CT 1.3 Malnutrition Flashcards
examples of carbs
Polysaccharides – glycogen, starch, cellulose
Disaccharides – sucrose, lactose, maltose
Monosaccharides – glucose, fructose, galactose, deoxyribose, ribose
functions of proteins
Structural i.e. Collagen in bone
Regulatory i.e. Hormones like insulin
Contractile i.e. Myosin and actin in muscle cells
Immunological i.e. Antibodies
Transport i.e. Haemoglobin
Catalytic i.e. enzymes
types of lipids
Triglycerides
Most plentiful lipid in your body
Provide more than twice as much energy as carbohydrates or protein
Each triglyceride consists of a glycerol molecule (backbone) with 3 fatty acids attached
Further divided into saturated (baddies), polyunsaturated and monounsaturated
Essential fatty acids
which the body can’t produce
Phospholipids
Consist of glycerol backbone but with 2 fatty acid chains and also a phosphate group (this makes it amphipathic – (polar and non-polar portions)
Predominantly found in cell membranes because of its amphipathic properties
Steroids
Such as cholesterol, bile salts, adrenocortical hormones, sex hormones
Eicosanoids
Lipids derived from the fatty acids called arachidonic acid
2 principle subclasses are prostaglandins and leukotrienes
Involved in inflammatory reactions, gastric protection, airway calibre, clotting
Lipoproteins
Carry triglycerides and cholesterol around the body
minerals present in the body in quantities greater than 5g
Calcium, phosphorus, potassium, sulphur, sodium, chloride, magnesium, iron and iodide
vitamins
Vitamins are divided into 2 groups:
Water soluble vitamins include:
Vitamin B1, B2, B6, B12, C, Folate and Niacin
Absorbed along with water in the GI tract
Fat soluble vitamins include:
Vitamin A, D, E, K
Absorbed with other dietary lipids in small intestine – dependent on bile salts
Vitamins C, E and Beta-carotene act as antioxidants – they inactivate oxygen free radicals which would otherwise damage DNA, cell membranes and structures within a cell
*most vitamins act as coenzymes in metabolic reactions
what is BEE
basal energy expenditure
At rest energy is still required for metabolism
examples of nutritional assessments
BMI - body mass index (weight (kg)/height (m2))

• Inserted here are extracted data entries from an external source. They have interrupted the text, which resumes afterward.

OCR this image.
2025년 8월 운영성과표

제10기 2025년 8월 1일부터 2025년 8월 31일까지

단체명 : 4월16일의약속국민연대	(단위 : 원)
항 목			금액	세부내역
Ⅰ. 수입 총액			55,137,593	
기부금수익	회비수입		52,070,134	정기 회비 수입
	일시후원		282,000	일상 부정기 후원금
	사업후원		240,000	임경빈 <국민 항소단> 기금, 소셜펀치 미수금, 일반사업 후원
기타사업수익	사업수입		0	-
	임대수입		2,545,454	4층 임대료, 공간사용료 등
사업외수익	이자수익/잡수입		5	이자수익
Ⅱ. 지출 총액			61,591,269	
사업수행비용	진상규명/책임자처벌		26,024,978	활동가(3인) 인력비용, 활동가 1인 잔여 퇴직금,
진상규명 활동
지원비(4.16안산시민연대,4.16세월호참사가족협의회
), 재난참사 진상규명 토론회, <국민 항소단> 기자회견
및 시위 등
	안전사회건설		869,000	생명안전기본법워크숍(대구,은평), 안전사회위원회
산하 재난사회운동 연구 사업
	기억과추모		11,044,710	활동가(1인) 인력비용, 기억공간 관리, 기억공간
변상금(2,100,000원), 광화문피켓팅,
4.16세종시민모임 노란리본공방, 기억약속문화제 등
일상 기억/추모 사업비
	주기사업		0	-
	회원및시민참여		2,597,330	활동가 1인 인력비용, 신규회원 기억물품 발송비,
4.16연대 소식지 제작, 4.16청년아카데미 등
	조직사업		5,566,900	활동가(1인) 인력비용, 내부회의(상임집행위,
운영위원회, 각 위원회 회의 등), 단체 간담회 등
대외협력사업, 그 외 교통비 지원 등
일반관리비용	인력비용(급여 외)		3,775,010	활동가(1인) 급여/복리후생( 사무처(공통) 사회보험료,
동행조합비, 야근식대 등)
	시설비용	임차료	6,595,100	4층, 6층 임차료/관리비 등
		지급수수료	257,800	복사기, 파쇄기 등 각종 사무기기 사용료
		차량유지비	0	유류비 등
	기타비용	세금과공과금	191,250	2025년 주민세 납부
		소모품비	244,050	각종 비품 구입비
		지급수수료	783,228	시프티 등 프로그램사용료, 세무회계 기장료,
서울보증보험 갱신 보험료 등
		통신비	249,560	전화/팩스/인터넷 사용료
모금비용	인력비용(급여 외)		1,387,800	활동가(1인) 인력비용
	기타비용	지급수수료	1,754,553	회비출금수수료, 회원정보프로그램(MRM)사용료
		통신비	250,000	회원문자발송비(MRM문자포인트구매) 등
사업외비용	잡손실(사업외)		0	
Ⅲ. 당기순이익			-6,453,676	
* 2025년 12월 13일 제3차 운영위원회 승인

Mid - arm circumference = muscle mass
Skin - fold thickness = body fat
how to identify at risk groups of malnutrition
BMI less than 18.5 kg/m2
Unintentional weight loss greater than 10% within last 3-6 months
BMI less than 20 kg/m2 + unintentional weight loss greater than 5% in last 3-6 months
types of enteral feeding
oral
tube
indications for enteral feeding
Cannot eat sufficient food
Unconsciousness (tube feed)
Dysphagia (tube feed)
Loss of nutrients from fistulas/stomas
Major illness/postoperatively
why is enteral feeding preferred over parenteral
lack of enteral feeding atrophies the intestinal epithelium + may increase bacterial translocation + therefore the risk of sepsis
complications of tube feeding
insertion of tube into lungs, aspiration, nasal erosion, refeeding syndrome
when is a nasojejunal tube used
gastroparesis
pancreatitis
routes for parenteral feeding
Short term feeding (< 14 days) a peripheral cannula can be used if no need for CV access – thrombophlebitis common problem + often limits use
PICC line (peripherally inserted central catheter via basilic vein
Central venous catheters:
Tunnelled subclavian line for use >30 days or Non-tunnelled CVL for use < 30 days
what happens in refeeding syndrome
Results from a reduced carbohydrate intake secondary to starvation producing low insulin levels.
Once feeding restarted increased insulin secretion occurs, which increases cellular uptake of PO4.
Phosphate levels fall resulting in rhabdomyolosis, leucocyte dysfunction, respiratory/cardiac failure, muscle weakness, seizures, coma.